The Oakcliff All American Offshore Team passed the Safety at Sea certification course with flying colors. The team received marine survival training supplemented by humbling sailing stories from experienced ocean racers.
“It was an amazing course. We attended classroom sessions about survival techniques, tested out what we learned in the pool, practiced firefighting, then heard stories from talented ocean racers. The stories highlighted how necessary training could be in the middle of the Atlantic” said team member Molly Robinson.
Here is a quick outline of what the team learned and some facts they found especially interesting
Survival Systems Inc: a company that trains military personal, airplane pilots and other groups about sea survival, walked AAOT through the signs of hypothermia, and body heat preservation techniques.
All team members will now go to sea with a trash bag in their pocket.
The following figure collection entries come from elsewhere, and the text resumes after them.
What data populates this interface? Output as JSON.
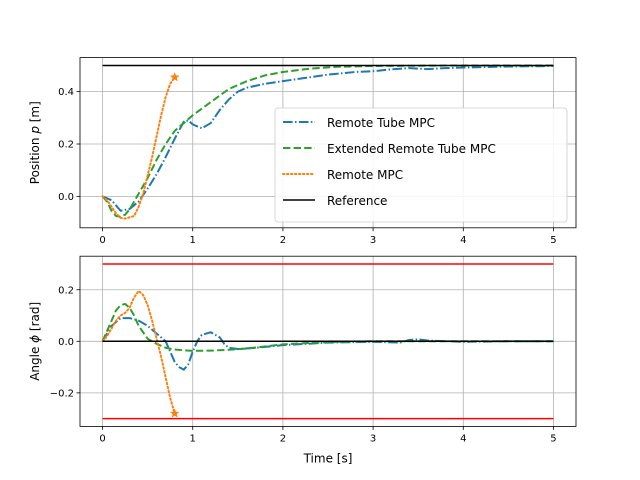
{
  "chart_data": [
    {
      "type": "line",
      "ylabel_prefix": "Position ",
      "ylabel_symbol": "p",
      "ylabel_suffix": " [m]",
      "xlim": [
        -0.25,
        5.25
      ],
      "ylim": [
        -0.12,
        0.53
      ],
      "xticks": [
        0,
        1,
        2,
        3,
        4,
        5
      ],
      "xtick_labels": [
        "0",
        "1",
        "2",
        "3",
        "4",
        "5"
      ],
      "yticks": [
        0.0,
        0.2,
        0.4
      ],
      "ytick_labels": [
        "0.0",
        "0.2",
        "0.4"
      ],
      "grid": true,
      "legend_position": "center-right",
      "series": [
        {
          "name": "Remote Tube MPC",
          "color": "#1f77b4",
          "style": "dashdot",
          "points": [
            [
              0,
              0
            ],
            [
              0.1,
              -0.015
            ],
            [
              0.2,
              -0.055
            ],
            [
              0.3,
              -0.048
            ],
            [
              0.4,
              -0.02
            ],
            [
              0.5,
              0.03
            ],
            [
              0.6,
              0.085
            ],
            [
              0.7,
              0.15
            ],
            [
              0.8,
              0.22
            ],
            [
              0.9,
              0.285
            ],
            [
              0.95,
              0.29
            ],
            [
              1.0,
              0.275
            ],
            [
              1.1,
              0.26
            ],
            [
              1.2,
              0.28
            ],
            [
              1.3,
              0.33
            ],
            [
              1.4,
              0.37
            ],
            [
              1.5,
              0.4
            ],
            [
              1.6,
              0.415
            ],
            [
              1.8,
              0.43
            ],
            [
              2.0,
              0.44
            ],
            [
              2.2,
              0.45
            ],
            [
              2.5,
              0.465
            ],
            [
              2.8,
              0.475
            ],
            [
              3.0,
              0.478
            ],
            [
              3.2,
              0.485
            ],
            [
              3.4,
              0.49
            ],
            [
              3.6,
              0.486
            ],
            [
              3.8,
              0.49
            ],
            [
              4.0,
              0.492
            ],
            [
              4.5,
              0.496
            ],
            [
              5.0,
              0.498
            ]
          ]
        },
        {
          "name": "Extended Remote Tube MPC",
          "color": "#2ca02c",
          "style": "dashed",
          "points": [
            [
              0,
              0
            ],
            [
              0.05,
              -0.02
            ],
            [
              0.1,
              -0.055
            ],
            [
              0.15,
              -0.075
            ],
            [
              0.2,
              -0.078
            ],
            [
              0.25,
              -0.07
            ],
            [
              0.3,
              -0.05
            ],
            [
              0.4,
              0.01
            ],
            [
              0.5,
              0.07
            ],
            [
              0.6,
              0.14
            ],
            [
              0.7,
              0.2
            ],
            [
              0.8,
              0.25
            ],
            [
              0.9,
              0.28
            ],
            [
              1.0,
              0.31
            ],
            [
              1.1,
              0.335
            ],
            [
              1.2,
              0.36
            ],
            [
              1.3,
              0.385
            ],
            [
              1.4,
              0.41
            ],
            [
              1.6,
              0.44
            ],
            [
              1.8,
              0.462
            ],
            [
              2.0,
              0.475
            ],
            [
              2.3,
              0.488
            ],
            [
              2.6,
              0.495
            ],
            [
              3.0,
              0.498
            ],
            [
              4.0,
              0.5
            ],
            [
              5.0,
              0.5
            ]
          ]
        },
        {
          "name": "Remote MPC",
          "color": "#ff7f0e",
          "style": "dotted",
          "marker_end": "star",
          "points": [
            [
              0,
              0
            ],
            [
              0.05,
              -0.015
            ],
            [
              0.1,
              -0.04
            ],
            [
              0.15,
              -0.065
            ],
            [
              0.2,
              -0.082
            ],
            [
              0.25,
              -0.085
            ],
            [
              0.3,
              -0.08
            ],
            [
              0.35,
              -0.075
            ],
            [
              0.4,
              -0.04
            ],
            [
              0.45,
              0.01
            ],
            [
              0.5,
              0.08
            ],
            [
              0.55,
              0.15
            ],
            [
              0.6,
              0.23
            ],
            [
              0.65,
              0.31
            ],
            [
              0.7,
              0.38
            ],
            [
              0.75,
              0.43
            ],
            [
              0.8,
              0.455
            ]
          ]
        },
        {
          "name": "Reference",
          "color": "#000000",
          "style": "solid",
          "points": [
            [
              0,
              0.5
            ],
            [
              5,
              0.5
            ]
          ]
        }
      ]
    },
    {
      "type": "line",
      "xlabel": "Time [s]",
      "ylabel_prefix": "Angle ",
      "ylabel_symbol": "ϕ",
      "ylabel_suffix": " [rad]",
      "xlim": [
        -0.25,
        5.25
      ],
      "ylim": [
        -0.33,
        0.33
      ],
      "xticks": [
        0,
        1,
        2,
        3,
        4,
        5
      ],
      "xtick_labels": [
        "0",
        "1",
        "2",
        "3",
        "4",
        "5"
      ],
      "yticks": [
        -0.2,
        0.0,
        0.2
      ],
      "ytick_labels": [
        "−0.2",
        "0.0",
        "0.2"
      ],
      "grid": true,
      "series": [
        {
          "color": "#1f77b4",
          "style": "dashdot",
          "points": [
            [
              0,
              0
            ],
            [
              0.1,
              0.06
            ],
            [
              0.2,
              0.09
            ],
            [
              0.3,
              0.09
            ],
            [
              0.4,
              0.08
            ],
            [
              0.5,
              0.06
            ],
            [
              0.6,
              0.03
            ],
            [
              0.7,
              0.0
            ],
            [
              0.75,
              -0.04
            ],
            [
              0.8,
              -0.08
            ],
            [
              0.85,
              -0.1
            ],
            [
              0.9,
              -0.11
            ],
            [
              0.95,
              -0.09
            ],
            [
              1.0,
              -0.04
            ],
            [
              1.05,
              0.0
            ],
            [
              1.1,
              0.025
            ],
            [
              1.2,
              0.035
            ],
            [
              1.3,
              0.015
            ],
            [
              1.35,
              -0.01
            ],
            [
              1.4,
              -0.025
            ],
            [
              1.5,
              -0.03
            ],
            [
              1.7,
              -0.025
            ],
            [
              2.0,
              -0.015
            ],
            [
              2.5,
              -0.005
            ],
            [
              3.0,
              -0.002
            ],
            [
              3.3,
              -0.005
            ],
            [
              3.4,
              0.005
            ],
            [
              3.5,
              0.008
            ],
            [
              3.6,
              0.003
            ],
            [
              4.0,
              -0.002
            ],
            [
              4.5,
              0.0
            ],
            [
              5.0,
              0.0
            ]
          ]
        },
        {
          "color": "#2ca02c",
          "style": "dashed",
          "points": [
            [
              0,
              0
            ],
            [
              0.05,
              0.04
            ],
            [
              0.1,
              0.08
            ],
            [
              0.15,
              0.12
            ],
            [
              0.2,
              0.14
            ],
            [
              0.25,
              0.145
            ],
            [
              0.3,
              0.13
            ],
            [
              0.35,
              0.1
            ],
            [
              0.4,
              0.06
            ],
            [
              0.5,
              0.01
            ],
            [
              0.6,
              -0.01
            ],
            [
              0.7,
              -0.025
            ],
            [
              0.8,
              -0.032
            ],
            [
              0.9,
              -0.035
            ],
            [
              1.0,
              -0.037
            ],
            [
              1.2,
              -0.036
            ],
            [
              1.4,
              -0.033
            ],
            [
              1.6,
              -0.028
            ],
            [
              1.8,
              -0.02
            ],
            [
              2.0,
              -0.012
            ],
            [
              2.3,
              -0.006
            ],
            [
              2.6,
              -0.002
            ],
            [
              3.0,
              0.0
            ],
            [
              5.0,
              0.0
            ]
          ]
        },
        {
          "color": "#ff7f0e",
          "style": "dotted",
          "marker_end": "star",
          "points": [
            [
              0,
              0
            ],
            [
              0.05,
              0.02
            ],
            [
              0.1,
              0.05
            ],
            [
              0.15,
              0.08
            ],
            [
              0.2,
              0.1
            ],
            [
              0.25,
              0.11
            ],
            [
              0.3,
              0.13
            ],
            [
              0.35,
              0.17
            ],
            [
              0.4,
              0.195
            ],
            [
              0.45,
              0.18
            ],
            [
              0.5,
              0.14
            ],
            [
              0.55,
              0.08
            ],
            [
              0.6,
              0.01
            ],
            [
              0.65,
              -0.06
            ],
            [
              0.7,
              -0.14
            ],
            [
              0.75,
              -0.22
            ],
            [
              0.8,
              -0.28
            ]
          ]
        },
        {
          "color": "#000000",
          "style": "solid",
          "points": [
            [
              0,
              0
            ],
            [
              5,
              0
            ]
          ]
        },
        {
          "color": "#ff0000",
          "style": "solid",
          "points": [
            [
              0,
              0.3
            ],
            [
              5,
              0.3
            ]
          ]
        },
        {
          "color": "#ff0000",
          "style": "solid",
          "points": [
            [
              0,
              -0.3
            ],
            [
              5,
              -0.3
            ]
          ]
        }
      ]
    }
  ]
}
A pool experiment showed that cramming yourself into a trash bag can preserve heat and drastically extend your chances of survival. The team also walked through setting off MOMS, Epirbs, survival gear, boarding life rafts, and working as a group to keep moral high in life threatening situations. AAOT proudly crammed 11 people into an 8 person life raft, especially noteworthy since all of the grinders made it in.
Firefighting and Flares: Next the team went down to a large concrete area to practice extinguishing fires and tested a wide variety of flares. AAOT learned how each brand worked and decided what brand they wanted on board for the Atlantic; Solas flares proved superior. The Coast Guard was warned, but when the horizon filled with flares and orange smoke in the middle of a beautiful Sunday afternoon they might have surprised a few Saturday sailors.
AAOT also learned about different types of fires and how to identify each fire by their smoke.
After having classroom sessions and hands on drills, AAOT listened to stories from “Ratty” David Blanchfield, Kaity Pettybone, Dawn Riley and Ralf Steitz. They talked about loosing rudders, breaking rigs, strorm sails, and a variety of survival conditions they had encountered while racing across the oceans in the Whitbread, the Volvo, Sydney Hobart, and other ocean races.